Расположение Поречья на высоком левом берегу Клязьмы, которая к тому же и сама – левый приток Оки, принималось когда-то жителями Поречья не как исключение из общего правила, связанного с вращением Земли, а как знак того, что советская жизнь с ее левой закваской соответствует природному закону. Перемены казались немыслимыми, потому что противоречили уже самой сути граждан, их беспомощному и зависимому состоянию. Задорные песни заменили движение времени, которое бежало где-то вдалеке от тяжелых русских деревень, и когда в девяностых непонятная московская буча докатилась сюда новыми словами, новыми законами и новой свободой, унизив и высмеяв прежние лозунги и прежнюю гордость, – оказалось, что, кроме как в песнях, не осталось ни общинной народной закваски, ни верности идеям, ни верности земле. Старая жизнь рассыпалась, как рассыпается с ходу наскочивший на валун изношенный трактор: от удара в брюхо выпадает двигатель, разлетаются по земле рычаги, болты и резинки, и только два стертых колеса еще вихляются по сторонам пыльной деревенской дороги.
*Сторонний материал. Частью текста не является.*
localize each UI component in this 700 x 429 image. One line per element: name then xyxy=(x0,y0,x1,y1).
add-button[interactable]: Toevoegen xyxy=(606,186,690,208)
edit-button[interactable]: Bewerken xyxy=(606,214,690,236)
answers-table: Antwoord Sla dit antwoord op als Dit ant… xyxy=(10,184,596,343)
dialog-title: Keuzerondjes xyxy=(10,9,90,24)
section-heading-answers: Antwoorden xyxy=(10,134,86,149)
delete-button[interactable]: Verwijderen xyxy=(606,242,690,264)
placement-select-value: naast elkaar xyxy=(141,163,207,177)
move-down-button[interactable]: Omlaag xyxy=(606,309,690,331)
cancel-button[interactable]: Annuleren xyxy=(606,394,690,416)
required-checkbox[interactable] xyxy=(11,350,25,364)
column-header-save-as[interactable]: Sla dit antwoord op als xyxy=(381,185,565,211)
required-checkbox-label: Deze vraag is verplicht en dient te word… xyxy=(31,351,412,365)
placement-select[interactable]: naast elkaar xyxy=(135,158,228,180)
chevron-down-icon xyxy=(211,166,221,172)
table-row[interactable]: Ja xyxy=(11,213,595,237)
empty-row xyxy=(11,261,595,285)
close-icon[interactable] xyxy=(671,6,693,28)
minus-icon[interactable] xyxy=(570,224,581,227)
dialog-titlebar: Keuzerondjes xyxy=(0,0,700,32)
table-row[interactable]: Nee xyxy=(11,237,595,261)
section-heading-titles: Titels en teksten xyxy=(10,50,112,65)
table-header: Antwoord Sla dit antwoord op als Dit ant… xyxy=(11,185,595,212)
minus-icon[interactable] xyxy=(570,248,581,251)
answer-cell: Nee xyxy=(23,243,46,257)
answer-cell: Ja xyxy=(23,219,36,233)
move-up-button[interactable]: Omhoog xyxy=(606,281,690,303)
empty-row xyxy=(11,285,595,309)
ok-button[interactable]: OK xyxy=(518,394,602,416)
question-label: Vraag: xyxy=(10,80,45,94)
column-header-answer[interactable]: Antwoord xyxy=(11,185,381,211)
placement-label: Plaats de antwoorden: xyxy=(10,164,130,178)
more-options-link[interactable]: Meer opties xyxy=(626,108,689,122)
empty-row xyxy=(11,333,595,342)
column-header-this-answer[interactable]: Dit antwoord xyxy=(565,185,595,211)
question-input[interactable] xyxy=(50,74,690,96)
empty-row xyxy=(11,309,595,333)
На сыром морозце да на весеннем солнышке усталое железо осыпается ржавой пылью, и скоро нельзя даже поверить, что эта жалкая кучка могла когда-то рычать и двигаться.
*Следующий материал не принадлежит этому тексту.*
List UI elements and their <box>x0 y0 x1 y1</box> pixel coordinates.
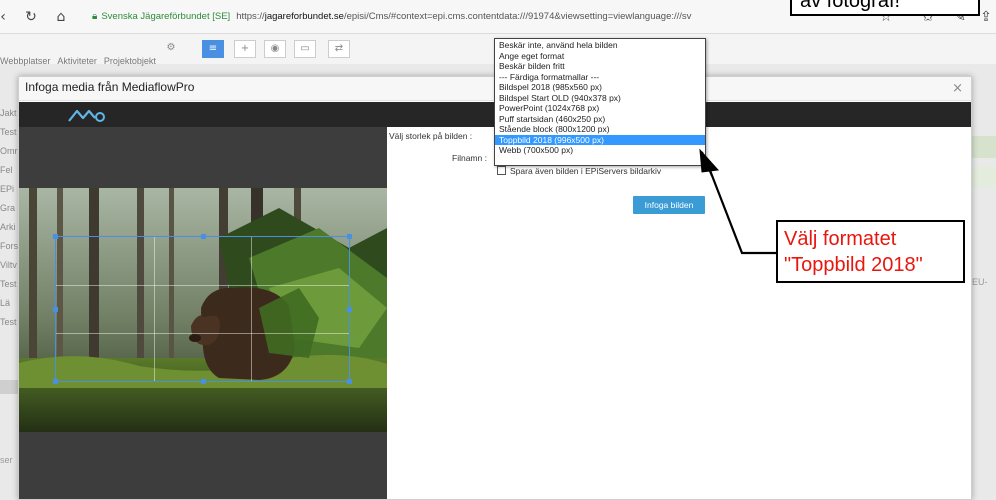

Новая сельская реальность породила новые надежды на благосостояние, связанные прежде всего с предстоящим дележом земли. Дележ этот шел долго и конфликтно, со страшным криком ветеранов на общественных собраниях и руганью в семьях, с обманами, сговором и разочарованиями, разрушавшими прежние людские отношения, а спустя два-три года стало ясно, что благосостояния от собственного куска земли в несколько гектаров возникнуть не может. Оказалось, что, кроме земель вокруг городов, бесконечная русская земля стоит недорого, да еще пойди найди желающего ее купить, чтобы потом убиваться на этой земле. Фермерское хозяйство, которое попробовали организовать особо самоуверенные, потребовало такого труда, квалификации и терпения, каких давно уже в этих нечерноземных краях не водилось. И скоро прежняя советская беззаботность и безалаберность, равенство в нищете и утренний песенный задор громкоговорителя снова показались счастливыми, имеющими уникальный человеческий смысл и даже истинно соответствующими глубинной народной природе. Но, увы, увы, невозможно вернуть время, такое милое и обаятельное, хоть и проведенное в детской колонии…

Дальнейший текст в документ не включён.